Esas No: 2021/4246
Karar No: 2021/5314
Yargıtay 2. Hukuk Dairesi 2021/4246 Esas 2021/5314 Karar Sayılı İlamı
"İçtihat Metni"
MAHKEMESİ : Kayseri Bölge Adliye Mahkemesi 2. Hukuk Dairesi
DAVA TÜRÜ : Alacak
Taraflar arasındaki davanın yapılan muhakemesi sonunda bölge adliye mahkemesi hukuk dairesince verilen, yukarıda tarihi ve numarası gösterilen hüküm davalı tarafından temyiz edilmekle, evrak okunup gereği görüşülüp düşünüldü:
1-Davacı kadın, karşı dava dilekçesinde ziynet ve çeyiz eşyalarının aynen iadesini olmadığı takdirde şimdilik bedeli olan 5.000 TL"yi dava tarihinden itibaren işleyecek yasal faizi ile birlikte talep etmiştir. Mahkemece, 27.11.2020 tarihli kararla, 61.200,00 TL ziynet eşyası ve 20.750,00 TL çeyiz eşyası alacağı toplam 81.950,00 TL"nin davalıdan alınarak davacıya verilmesine, kabul edilen alacağın 5.000,00 TL"sine dava tarihi olan 28/03/2017 tarihinden, 76.950,00 TL TL"sine ıslah tarihi olan 19/03/2019 tarihinden itibaren yasal faiz işletilmesine karar vermiş, ancak hüküm altına alınan ziynet ve çeyiz eşyalarının neler olduğu, cins, nitelik, miktar ve değerlerinin ayrı ayrı Yargıtay denetimine elverişli olacak şekilde gösterilmemiştir.
6100 sayılı Hukuk Muhakemeleri Kanunu"nun 297. maddesinin (2.) fıkrasında; hükmün sonuç kısmında gerekçeye ait herhangi bir söz tekrar edilmeksizin, taleplerden her biri hakkında verilen hükümle, taraflara yüklenen borç ve tanınan hakların, sıra numarası altında; açık, şüphe ve tereddüt uyandırmayacak şekilde gösterilmesi gerektiği, aynı Yasanın 298. maddesinin (2.) fıkrasında da, gerekçeli kararın, tefhim edilen hükme aykırı olamayacağı hükme bağlanmıştır. Gerek tefhim edilen ve zabıtla belirlenen kararda, gerekse buna uygun düzenlenmesi zorunlu gerekçeli kararda hüküm altına alınan eşyanın cins, nitelik, miktar ve değerlerinin ayrı ayrı gösterilmesi ve taraflara yüklenen borç ile tanınan hakkın infazda güçlük çıkarmayacak biçimde belirtilmesi gerekir. Bu yön gözetilmeden yazılı şekilde hüküm kurulması usul ve kanuna aykırı olup, bozmayı gerektirmiştir.
2-Kabule göre de;
Davacı kadın 11.04.2017 tarihli dileçesinde talebine konu ziynet eşyalarından 3 tane bileziği yanına alabildiğini, kalanları alamadığını belirterek, bunların kendisine iadesini talep ettiği halde bu 3 bileziği de kapsar şekilde talep aşılmak sureti ile hüküm kurulması yerinde değildir.

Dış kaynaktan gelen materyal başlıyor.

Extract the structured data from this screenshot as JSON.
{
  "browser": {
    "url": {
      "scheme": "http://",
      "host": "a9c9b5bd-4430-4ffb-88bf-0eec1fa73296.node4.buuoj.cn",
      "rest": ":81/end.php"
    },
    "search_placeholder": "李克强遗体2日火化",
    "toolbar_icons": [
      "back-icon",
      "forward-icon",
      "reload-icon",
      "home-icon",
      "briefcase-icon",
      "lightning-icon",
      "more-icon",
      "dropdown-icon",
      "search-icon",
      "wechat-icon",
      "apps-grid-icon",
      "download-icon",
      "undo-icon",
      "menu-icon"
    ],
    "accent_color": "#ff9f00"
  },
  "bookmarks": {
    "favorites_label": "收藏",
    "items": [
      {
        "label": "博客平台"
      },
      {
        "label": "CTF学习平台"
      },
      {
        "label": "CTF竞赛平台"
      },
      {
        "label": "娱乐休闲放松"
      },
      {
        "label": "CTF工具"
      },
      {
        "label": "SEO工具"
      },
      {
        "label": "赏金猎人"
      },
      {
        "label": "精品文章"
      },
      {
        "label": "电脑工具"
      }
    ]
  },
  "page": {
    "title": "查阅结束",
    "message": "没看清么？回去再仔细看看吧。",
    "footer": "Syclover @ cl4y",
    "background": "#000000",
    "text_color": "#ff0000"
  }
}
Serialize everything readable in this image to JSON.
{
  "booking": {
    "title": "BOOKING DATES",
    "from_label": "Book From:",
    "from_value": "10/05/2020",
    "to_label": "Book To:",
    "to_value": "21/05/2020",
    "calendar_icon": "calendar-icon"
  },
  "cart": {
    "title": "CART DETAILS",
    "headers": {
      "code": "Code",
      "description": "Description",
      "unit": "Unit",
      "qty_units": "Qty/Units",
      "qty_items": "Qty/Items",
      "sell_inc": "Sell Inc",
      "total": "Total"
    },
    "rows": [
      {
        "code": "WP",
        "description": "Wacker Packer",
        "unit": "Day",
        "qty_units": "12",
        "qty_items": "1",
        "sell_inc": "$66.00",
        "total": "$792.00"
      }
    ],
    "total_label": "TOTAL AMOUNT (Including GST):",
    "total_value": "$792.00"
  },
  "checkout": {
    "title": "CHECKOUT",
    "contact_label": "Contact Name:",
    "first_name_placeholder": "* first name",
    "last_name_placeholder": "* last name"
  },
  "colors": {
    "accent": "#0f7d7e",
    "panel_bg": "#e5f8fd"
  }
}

SONUÇ: Yukarıda (1.) bentte gösterilen sebeple bölge adliye mahkemesi hukuk dairesinin kararının kaldırılarak ilk derece mahkemesinin kararının BOZULMASINA, bozma sebebine göre davalının sair temyiz itirazlarının şimdilik incelenmesine yer olmadığına, temyiz peşin harcın istek halinde yatırana geri verilmesine, dosyanın ilk derece mahkemesine, karardan bir örneğinin ilgili bölge adliye mahkemesi hukuk dairesine gönderilmesine oybirliğiyle karar verildi. 28.06.2021 (Pzt.)